With so many traditional industries and social practices transformed/upended by the Web, the American political system still forces you into one of two political silos, represented by the two major political parties. Ruck.us aims shatter this arrangement and let people to connect to and organize with like-minded people. As described in Mashable:
Ruck.us was launched by Nathan Daschle and Raymond Glendening in late 2010 to help people break free of what they consider a restrictive two-party political system, which they believe is no longer relevant to 21st century Americans.

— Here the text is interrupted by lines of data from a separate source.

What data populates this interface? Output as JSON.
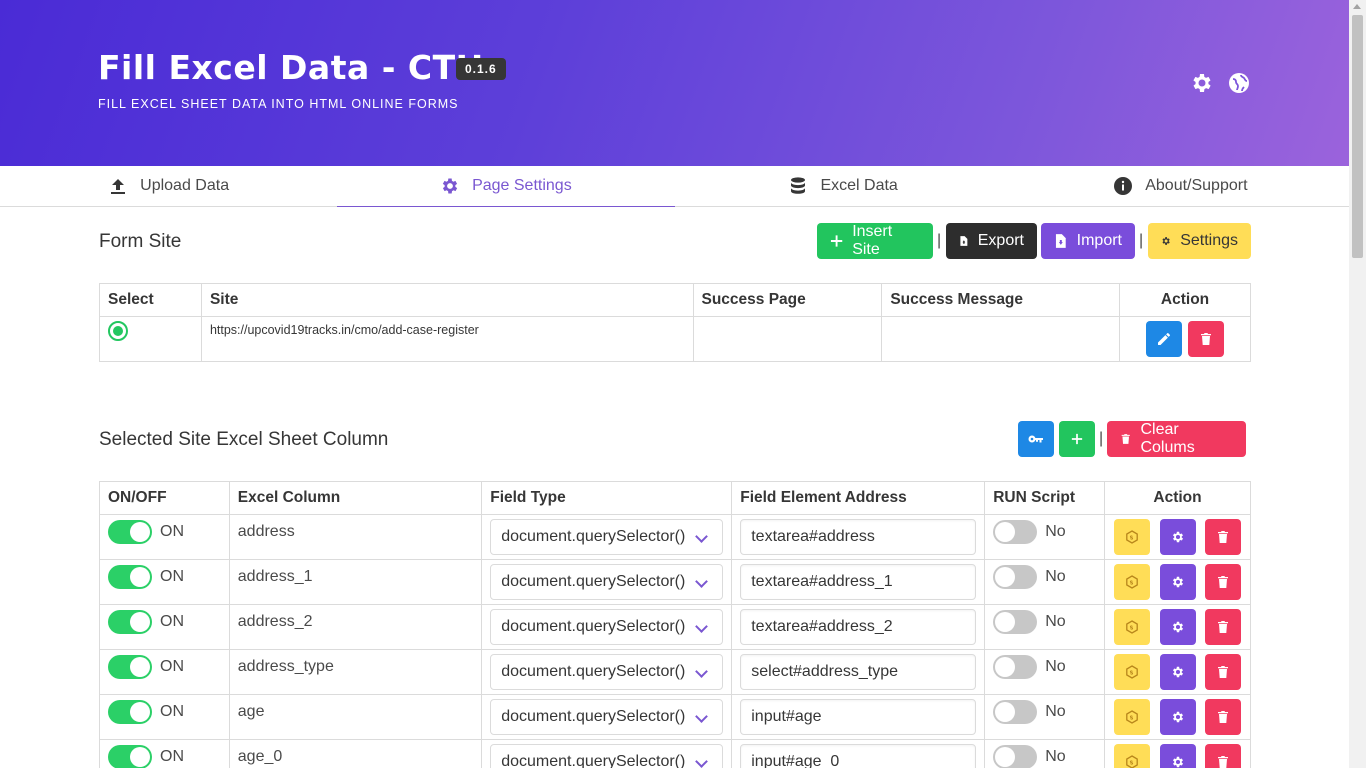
{
  "header": {
    "title": "Fill Excel Data - CTH",
    "version": "0.1.6",
    "subtitle": "FILL EXCEL SHEET DATA INTO HTML ONLINE FORMS",
    "icons": [
      "gear-icon",
      "globe-icon"
    ]
  },
  "tabs": [
    {
      "label": "Upload Data",
      "icon": "upload-icon"
    },
    {
      "label": "Page Settings",
      "icon": "gear-icon",
      "active": true
    },
    {
      "label": "Excel Data",
      "icon": "database-icon"
    },
    {
      "label": "About/Support",
      "icon": "info-icon"
    }
  ],
  "form_site": {
    "title": "Form Site",
    "buttons": {
      "insert": "Insert Site",
      "export": "Export",
      "import": "Import",
      "settings": "Settings"
    },
    "separator": "|",
    "headers": [
      "Select",
      "Site",
      "Success Page",
      "Success Message",
      "Action"
    ],
    "rows": [
      {
        "selected": true,
        "site": "https://upcovid19tracks.in/cmo/add-case-register",
        "success_page": "",
        "success_message": ""
      }
    ]
  },
  "columns_section": {
    "title": "Selected Site Excel Sheet Column",
    "clear_label": "Clear Colums",
    "headers": [
      "ON/OFF",
      "Excel Column",
      "Field Type",
      "Field Element Address",
      "RUN Script",
      "Action"
    ],
    "rows": [
      {
        "on": true,
        "on_label": "ON",
        "column": "address",
        "field_type": "document.querySelector()",
        "address": "textarea#address",
        "run": false,
        "run_label": "No"
      },
      {
        "on": true,
        "on_label": "ON",
        "column": "address_1",
        "field_type": "document.querySelector()",
        "address": "textarea#address_1",
        "run": false,
        "run_label": "No"
      },
      {
        "on": true,
        "on_label": "ON",
        "column": "address_2",
        "field_type": "document.querySelector()",
        "address": "textarea#address_2",
        "run": false,
        "run_label": "No"
      },
      {
        "on": true,
        "on_label": "ON",
        "column": "address_type",
        "field_type": "document.querySelector()",
        "address": "select#address_type",
        "run": false,
        "run_label": "No"
      },
      {
        "on": true,
        "on_label": "ON",
        "column": "age",
        "field_type": "document.querySelector()",
        "address": "input#age",
        "run": false,
        "run_label": "No"
      },
      {
        "on": true,
        "on_label": "ON",
        "column": "age_0",
        "field_type": "document.querySelector()",
        "address": "input#age_0",
        "run": false,
        "run_label": "No"
      }
    ]
  },
  "colors": {
    "primary": "#7a57d1",
    "success": "#22c55e",
    "danger": "#f1395f",
    "info": "#1e88e5",
    "warning": "#ffdd57",
    "dark": "#2d2d2d",
    "import": "#7a4ddb"
  }
}
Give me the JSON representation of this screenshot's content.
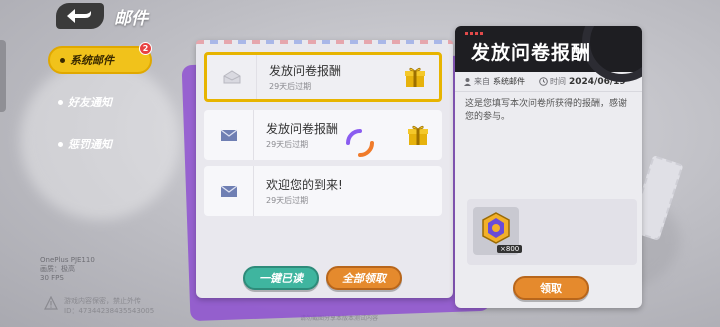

“Parties are really antiquated systems,” says Glendening, the chief strategy officer. “Politics is the last sector of American culture that has yet to be revolutionized by technology. When you look around, every sector of our lives has a plethora of options except for our outlets for political engagement: We still have these two binary options.”
Ruck.us’ 20,000 users are first empowered to figure out the essence of their “political DNA,” or core beliefs. Then, they are matched with similar users to take collective action around an issue, such as deforestation or election reform. All of that action happens outside the traditional party structures, in groups called “rucks.”
“I think this is very reflective of where American society is moving,” says Glendening. “People are increasingly saying, ‘I don’t fit into one of these binary silos,’ and lifelong membership is just not a realistic view or expectation of what the consumer wants out of his political engagement fulfillment.”
An interesting idea though the problem still remains on the larger scale that governing requires the support of more than small interest groups. In some ways, the parliamentary system in Europe is less siloed – or more correctly, there are a greater number of silos with a multi-party system. But in the end coalition governments are arrangements worked out by party leaders in closed conference rooms and not by the voters themselves (just ask people in Greece).
Ruck sounds like a good idea, but it will at most transform grassroots politics and remain a vehicle for activism and not something that results in actual governance. That’s not a criticism, but disruptive change is sorely needed at the structural level. There’s been profound transformation of the political world with the use of technology in campaigns (the Obama 2008 campaign) and in limited aspects of government itself (e-petitions – which have tremendous potential but seem to be mostly for show at the moment), but it hasn’t happened at all in the voting booth. About the only change has been the use of an open or nonpartisan blanket primary (a “jungle primary”) – where everyone runs without party affiliation - in some states for local and state-wide offices. That solution actually predates the technology revolution and has had mixed results at best.